Structuring the security considerations section

[simoneonofri]

This issue refers to the security review requested in this issue w3c/security-request#58

As specified in the comment, this is the Issue to ask to structure the Security Consideration section in the way specified here

[cc'ing: @innotommy]

[msporny]

@simoneonofri and @innotommy the VCWG is currently preparing to transition up to seven of our specifications to the Proposed Recommendation phase, so this request is coming at a very unfortunate time in the WG's lifecycle. Is this a blocking request before Proposed Recommendation, or can we address this request during v2.1 work (the next cycle)?

Are you asking us to re-structure all seven of those specification's Security Considerations sections? or the Privacy Considerations sections as well?

I have looked through the proposed new structure, and the references to the C2PA specification, and it's not clear what structure you want us to use, or what content to include, in order to address this issue. A complete specification example would help. I do think that the existing Privacy and Security Considerations sections have most of the information suggested around threats and mitigations:

https://w3c.github.io/vc-data-model/#privacy-considerations
https://w3c.github.io/vc-data-model/#security-considerations

... but you might be asking for a comprehensive re-write of those sections? I need some guidance here because what it sounds like you're asking for is multiple days of specification editing per specification leading to weeks to months of delays (e.g., WG discussion on the PRs) for the specifications nearing Proposed Recommendation.

[brentzundel]

Re-structuring the section would make sense for future work. At this stage it feels like a substantial amount of work with little benefit if there aren't any additional consideration that need to be covered.
The group will discuss this.

[msporny]

The group discussed this on the call today, noted that doing this work would be good in time (during v2.1), but doing this much editorial work as close to Proposed Recommendation as we are would be disruptive especially because we don't understand what the final work product needs to look like. The group agreed to mark this as editorial and future work and we will pick this work up during the next work cycle (v2. 1, maintenance).

[iherman]

The issue was discussed in a meeting on 2025-01-22

• no resolutions were taken

View the transcript

2.1. Structuring the security considerations section (issue vc-data-model#1583)

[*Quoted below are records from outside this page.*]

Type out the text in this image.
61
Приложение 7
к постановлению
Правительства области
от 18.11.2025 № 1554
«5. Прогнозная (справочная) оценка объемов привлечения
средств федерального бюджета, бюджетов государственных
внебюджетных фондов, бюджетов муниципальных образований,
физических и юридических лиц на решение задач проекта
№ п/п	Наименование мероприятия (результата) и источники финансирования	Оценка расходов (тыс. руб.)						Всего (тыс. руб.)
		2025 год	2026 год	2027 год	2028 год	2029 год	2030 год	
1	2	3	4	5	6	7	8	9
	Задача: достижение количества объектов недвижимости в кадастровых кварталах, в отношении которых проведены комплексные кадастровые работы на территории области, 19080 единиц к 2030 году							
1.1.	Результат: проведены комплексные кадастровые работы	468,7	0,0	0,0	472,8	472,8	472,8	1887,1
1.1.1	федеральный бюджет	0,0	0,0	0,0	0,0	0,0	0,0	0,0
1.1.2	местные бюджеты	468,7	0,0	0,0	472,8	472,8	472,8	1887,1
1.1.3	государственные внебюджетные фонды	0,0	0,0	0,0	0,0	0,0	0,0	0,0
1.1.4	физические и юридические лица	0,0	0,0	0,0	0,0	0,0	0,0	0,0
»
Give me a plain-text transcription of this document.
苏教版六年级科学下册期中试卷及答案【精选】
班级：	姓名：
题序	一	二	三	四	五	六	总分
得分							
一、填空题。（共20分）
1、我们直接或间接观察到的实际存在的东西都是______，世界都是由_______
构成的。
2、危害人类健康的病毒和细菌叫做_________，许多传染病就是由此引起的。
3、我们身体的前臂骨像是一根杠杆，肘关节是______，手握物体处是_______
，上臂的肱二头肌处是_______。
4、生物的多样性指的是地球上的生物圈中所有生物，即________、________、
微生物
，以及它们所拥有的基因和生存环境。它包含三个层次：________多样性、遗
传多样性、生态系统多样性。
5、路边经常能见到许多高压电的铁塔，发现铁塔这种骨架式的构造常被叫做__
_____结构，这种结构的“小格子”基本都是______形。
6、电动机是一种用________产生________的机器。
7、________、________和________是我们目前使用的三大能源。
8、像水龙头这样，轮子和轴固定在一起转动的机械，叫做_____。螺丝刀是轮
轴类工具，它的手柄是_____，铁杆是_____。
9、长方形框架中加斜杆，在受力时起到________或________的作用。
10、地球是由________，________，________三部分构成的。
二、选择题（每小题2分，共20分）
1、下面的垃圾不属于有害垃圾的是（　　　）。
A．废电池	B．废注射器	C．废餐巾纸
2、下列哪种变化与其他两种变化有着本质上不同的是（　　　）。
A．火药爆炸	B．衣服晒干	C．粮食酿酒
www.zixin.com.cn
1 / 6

See github issue vc-data-model#1583.

Ivan Herman: this is about structuring the security considerations section.

Manu Sporny: if folks remember for the VCDM, the new security group did a review on it.
… and mentioned there were no blocking issues.
… but said they may raise non-blocking issues.
… we have asked for a final horizontal review.
… we made that request a few weeks ago.
… just last week we heard from the security group and they requested we match a new structure.
… which is planned for all W3C specs.
… The vibration API and the Digital Credentials API groups would also be using this sort of structure.
… we said we'd be happy to participate over time, but I don't think we said we would restructure all our documents at this stage.
… if you look through what was provided, there are a number of ways we could restructure this section.
… some of these suggestions require massive amounts of editorial work.
… we're trying to figure out what amount of this is reasonable at this stage.

Ivan Herman: I agree with brent, this is simply too late.
… we're planning to go to PR in February.

Dave Longley: +1 it's too late in the process, it can be something we do in 2.1/x.1 specs going forward that clean up and revise the spec editorially.

Dave Longley: +1 to do it for maintenance.

Ivan Herman: I'd propose that we put on record that we're happy to do this as maintenance work that we are already chartered to do so post recommendation stage.
… so the issue would stay open.
… and we'd just label it for maintenance phase work.

Phillip Long: +1 for doing the security work as maintenance.

Manu Sporny: we do have a label 'future'.
… so we could mark it for that.
… the stuff they're requesting is interesting, but it also is early stage ideas, so this approach would give the security group more time to test out this approach.
… it would be good for us to do this and we have done this in the past--as seen in our current security considerations section.
… but it would be best to take our time and do it right in the maintenance stage.

Dave Longley: do we need a proposal for this one?

Ivan Herman: if manu can add this info to issue, I think we will be fine.

Ted Thibodeau Jr.: +1 push this section revision to 2.1.

Benjamin Young: +1.

Manu Sporny: I'm writing that now.
… the group decided doing this work would be good in time, but doing this much editorial work this close to recommendation would be disruptive especially.
… the group agreed to mark this as editorial and address as future work during maintenance mode work cycles.

Ivan Herman: that's the only issue brent identified for the data model.

[msporny]

Discussion with the Security IG yesterday noted that we will work on a threat model with the CG and IG and publish that separately. It will take months to do this work properly in the Security IG and Threat Modelling CG and it was not seen as a blocker for the VCDM v2.0 to go to Proposed Recommendation.